“It wouldna happen to be a straight line, would it?”
“Looks like it is. Man-made?”
“Aye.” Iseabail smiled. “Dinna worry, cap’n, ye’ll be out a jiffy. What d’ye weigh?”
“About a hundred and seventy pounds.” Beyond his mouth, Cannon moved as little as possible. “Why?”
“Ye’ll see in a moment. Wha’s that in stone?” For a few seconds, Iseabail mouthed numbers. “If somethin’ happens tae make ye have ta move, give a shout an’ dinna fall forward, aye?” Cannon nodded. “The rest of ye, grab rocks from yon other pile an’ pass them here.”
Burr and di Giacomo lined up, and after a moment, Masaracchia caught on and finished the chain. Isea hefted each piece of rubble carefully before setting it in a growing pile next to Cannon. Eventually, she held up a hand at Burr, and said, “Gingerly, now, cap’n.”

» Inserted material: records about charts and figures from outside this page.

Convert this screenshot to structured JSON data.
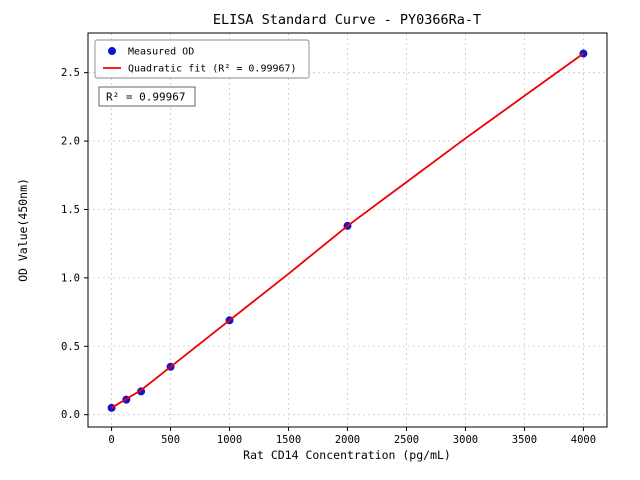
{
  "chart_data": {
    "type": "scatter",
    "title": "ELISA Standard Curve - PY0366Ra-T",
    "xlabel": "Rat CD14 Concentration (pg/mL)",
    "ylabel": "OD Value(450nm)",
    "xlim": [
      -200,
      4200
    ],
    "ylim": [
      -0.09,
      2.79
    ],
    "xticks": [
      0,
      500,
      1000,
      1500,
      2000,
      2500,
      3000,
      3500,
      4000
    ],
    "xtick_labels": [
      "0",
      "500",
      "1000",
      "1500",
      "2000",
      "2500",
      "3000",
      "3500",
      "4000"
    ],
    "yticks": [
      0.0,
      0.5,
      1.0,
      1.5,
      2.0,
      2.5
    ],
    "ytick_labels": [
      "0.0",
      "0.5",
      "1.0",
      "1.5",
      "2.0",
      "2.5"
    ],
    "grid": true,
    "legend_position": "upper left",
    "annotation": "R² = 0.99967",
    "series": [
      {
        "name": "Measured OD",
        "type": "scatter",
        "color": "#1414cc",
        "points": [
          [
            0,
            0.05
          ],
          [
            125,
            0.11
          ],
          [
            250,
            0.17
          ],
          [
            500,
            0.35
          ],
          [
            1000,
            0.69
          ],
          [
            2000,
            1.38
          ],
          [
            4000,
            2.64
          ]
        ]
      },
      {
        "name": "Quadratic fit (R² = 0.99967)",
        "type": "line",
        "color": "#ee0000",
        "points": [
          [
            0,
            0.05
          ],
          [
            250,
            0.18
          ],
          [
            500,
            0.35
          ],
          [
            1000,
            0.69
          ],
          [
            1500,
            1.03
          ],
          [
            2000,
            1.38
          ],
          [
            2500,
            1.7
          ],
          [
            3000,
            2.02
          ],
          [
            3500,
            2.33
          ],
          [
            4000,
            2.64
          ]
        ]
      }
    ]
  }
}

Cannon shifted his weight backward, straining his ears for any slightest noise of the plate shifting. None came, and he stepped fully off of it. “Remind me to get you something nice.”
“We’ll call it even if ye can get me inta Jimmy Ellis’s club.”

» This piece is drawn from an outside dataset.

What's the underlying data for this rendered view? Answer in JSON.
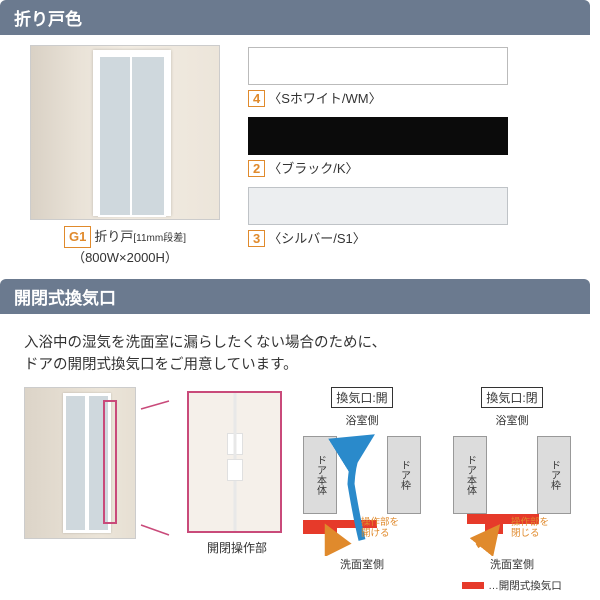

“In San Francisco?” Cannon raised his eyebrows. “Maybe. We’ll work it out later. For now, we have a job to do.”
Iseabail shared a put-upon look with Burr. “Well, at least ye dinna pay me badly.”
They pressed onward, Cannon leading at a more measured pace. In fifty yards, they came to a door, decorated with pictograms, in the center of a brick wall across the tunnel.
“What do they say?” said Burr.
“These are more decorative than the others.” Cannon frowned, looking from row to row. “I don’t know this style. There’s Amen-ta again.” Here, the glyph was brilliantly colored: an orange half-circle, at the same time somehow both dusky and luminescent, over the midnight blue lines of the river. “There’s Osiris.” The glyph bore a strong resemblance to the statue in the gallery, though here Osiris still had his pale green coloring, and it was obvious that his legs were wrapped in linen. Cannon knelt to finish the last few lines. “That’s all I can make out. How do we get it open?”